Il faut dire que la tâche que s’est fixée l’Office diocésain est déjà redoutable. Elle nécessite une solide organisation et une équipe à la fois compétente et dévouée. Après l’analyse des missions de l’ODPN, c’est donc à présent à celle des moyens humains et techniques mis en œuvre qu’il faut s’intéresser.

Notes
776.

AAL, fonds Gerlier, 11.II.31, rapport général de l’ODPN par Mgr Joannès Mazioux, 23 juin 1961.

777.

« Les églises nouvelles. Résumé des directives données par Son Éminence au sujet des églises nouvelles à l'occasion de la réunion des archiprêtres le 14 avril 1961 », Semaine religieuse du diocèse de Lyon du 5 mai 1961.

778.

Par exemple dans la circulaire ODPN n°8.

779.

AAL, fonds Gerlier, 11.II.31, rapport général de l’ODPN par Mgr Joannès Mazioux, 23 juin 1961. C’est Mgr Mazioux qui souligne.

780.

AAL, fonds Gerlier, 11.II.31, rapport général de l’ODPN par Mgr Joannès Mazioux, 23 juin 1961. La brochure de présentation de l’ODPN aux diocésains se contente de juxtaposer les deux missions : « La mission générale de l’Office diocésain est d’organiser et de conduire au mieux l’opération "églises nouvelles" sur l’ensemble du diocèse.
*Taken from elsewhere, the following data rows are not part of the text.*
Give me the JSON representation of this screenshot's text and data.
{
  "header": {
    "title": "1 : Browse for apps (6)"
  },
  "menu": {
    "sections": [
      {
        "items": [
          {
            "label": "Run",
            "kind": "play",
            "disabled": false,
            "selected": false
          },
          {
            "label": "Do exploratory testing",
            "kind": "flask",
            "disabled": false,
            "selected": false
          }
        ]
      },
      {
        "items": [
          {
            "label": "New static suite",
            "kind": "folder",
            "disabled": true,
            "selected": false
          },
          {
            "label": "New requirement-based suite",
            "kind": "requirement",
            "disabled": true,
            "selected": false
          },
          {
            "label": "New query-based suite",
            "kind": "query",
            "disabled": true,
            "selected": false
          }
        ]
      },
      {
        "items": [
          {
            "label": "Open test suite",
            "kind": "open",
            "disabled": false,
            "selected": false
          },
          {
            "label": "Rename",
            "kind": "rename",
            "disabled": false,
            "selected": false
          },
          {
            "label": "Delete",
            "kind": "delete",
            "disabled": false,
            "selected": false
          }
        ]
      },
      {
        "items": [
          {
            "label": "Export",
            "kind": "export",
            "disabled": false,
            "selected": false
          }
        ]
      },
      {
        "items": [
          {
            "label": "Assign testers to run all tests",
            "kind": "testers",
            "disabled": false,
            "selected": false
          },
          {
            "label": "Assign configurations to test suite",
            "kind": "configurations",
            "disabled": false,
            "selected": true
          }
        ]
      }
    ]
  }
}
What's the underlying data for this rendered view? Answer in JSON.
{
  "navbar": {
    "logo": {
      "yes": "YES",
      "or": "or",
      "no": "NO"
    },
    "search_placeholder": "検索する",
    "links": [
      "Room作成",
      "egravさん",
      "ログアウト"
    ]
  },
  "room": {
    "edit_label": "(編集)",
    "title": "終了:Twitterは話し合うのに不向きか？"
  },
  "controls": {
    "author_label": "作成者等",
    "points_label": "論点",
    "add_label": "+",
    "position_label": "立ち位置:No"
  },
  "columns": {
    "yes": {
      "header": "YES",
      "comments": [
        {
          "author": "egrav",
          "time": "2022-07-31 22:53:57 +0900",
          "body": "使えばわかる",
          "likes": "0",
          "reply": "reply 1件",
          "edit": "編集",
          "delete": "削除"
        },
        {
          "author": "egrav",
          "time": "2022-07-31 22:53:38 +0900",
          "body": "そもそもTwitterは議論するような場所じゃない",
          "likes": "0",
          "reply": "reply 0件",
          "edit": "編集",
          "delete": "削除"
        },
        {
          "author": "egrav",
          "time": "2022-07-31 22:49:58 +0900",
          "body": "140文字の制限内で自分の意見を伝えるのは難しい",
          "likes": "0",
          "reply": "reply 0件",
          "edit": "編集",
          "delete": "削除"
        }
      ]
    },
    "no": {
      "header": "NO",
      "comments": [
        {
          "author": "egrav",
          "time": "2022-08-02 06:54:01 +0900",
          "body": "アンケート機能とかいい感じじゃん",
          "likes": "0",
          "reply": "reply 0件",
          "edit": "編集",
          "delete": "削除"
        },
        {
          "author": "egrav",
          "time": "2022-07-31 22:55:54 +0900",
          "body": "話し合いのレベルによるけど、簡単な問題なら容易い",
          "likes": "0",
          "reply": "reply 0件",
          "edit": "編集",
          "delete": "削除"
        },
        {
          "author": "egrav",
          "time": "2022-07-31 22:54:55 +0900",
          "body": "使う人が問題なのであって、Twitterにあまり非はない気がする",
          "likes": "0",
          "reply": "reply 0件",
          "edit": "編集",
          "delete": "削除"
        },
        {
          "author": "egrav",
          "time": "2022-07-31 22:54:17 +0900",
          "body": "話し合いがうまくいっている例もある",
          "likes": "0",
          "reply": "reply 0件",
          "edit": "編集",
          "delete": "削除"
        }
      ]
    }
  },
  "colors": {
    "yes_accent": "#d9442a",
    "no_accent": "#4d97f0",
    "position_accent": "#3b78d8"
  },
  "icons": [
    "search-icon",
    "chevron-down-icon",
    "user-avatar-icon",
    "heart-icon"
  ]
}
Il est donc d’abord à la disposition des prêtres qui ont la lourde charge de construire pour les aider à résoudre les nombreux problèmes posés par une tâche de cette importance » (Joannès Mazioux, Les églises nouvelles…, op. cit., p. 53).

781.

Mgr Joannès Mazioux, Les églises nouvelles…, op. cit., p. 53.

782.

« L’action nécessaire du diocèse de Lyon pour de nouvelles paroisses » par Mgr Mazioux, Semaine religieuse du diocèse de Lyon du 29 mai 1959.

783.

Idem.

784.

AAL, fonds Gerlier, 11.II.31, « Circulaire ODPN n°8. Première partie : notes d’ordre pastoral, administratif et financier », sans date, vraisemblablement 1960 ou 1961.

785.

Mgr Joannès Mazioux, Les églises nouvelles…, op. cit., p. 53.

786.

AAL, fonds Gerlier, 11.II.31, « Circulaire ODPN n°8. Première partie : notes d’ordre pastoral, administratif et financier », sans date, vraisemblablement 1960 ou 1961.

787.

Dans le cadre de la présente thèse, seuls les centres religieux ont été étudiés.

788.

AAL, fonds Gerlier, 11.II.31, rapport de Mgr Dupuy au cardinal Gerlier, non daté, vraisemblablement 1959.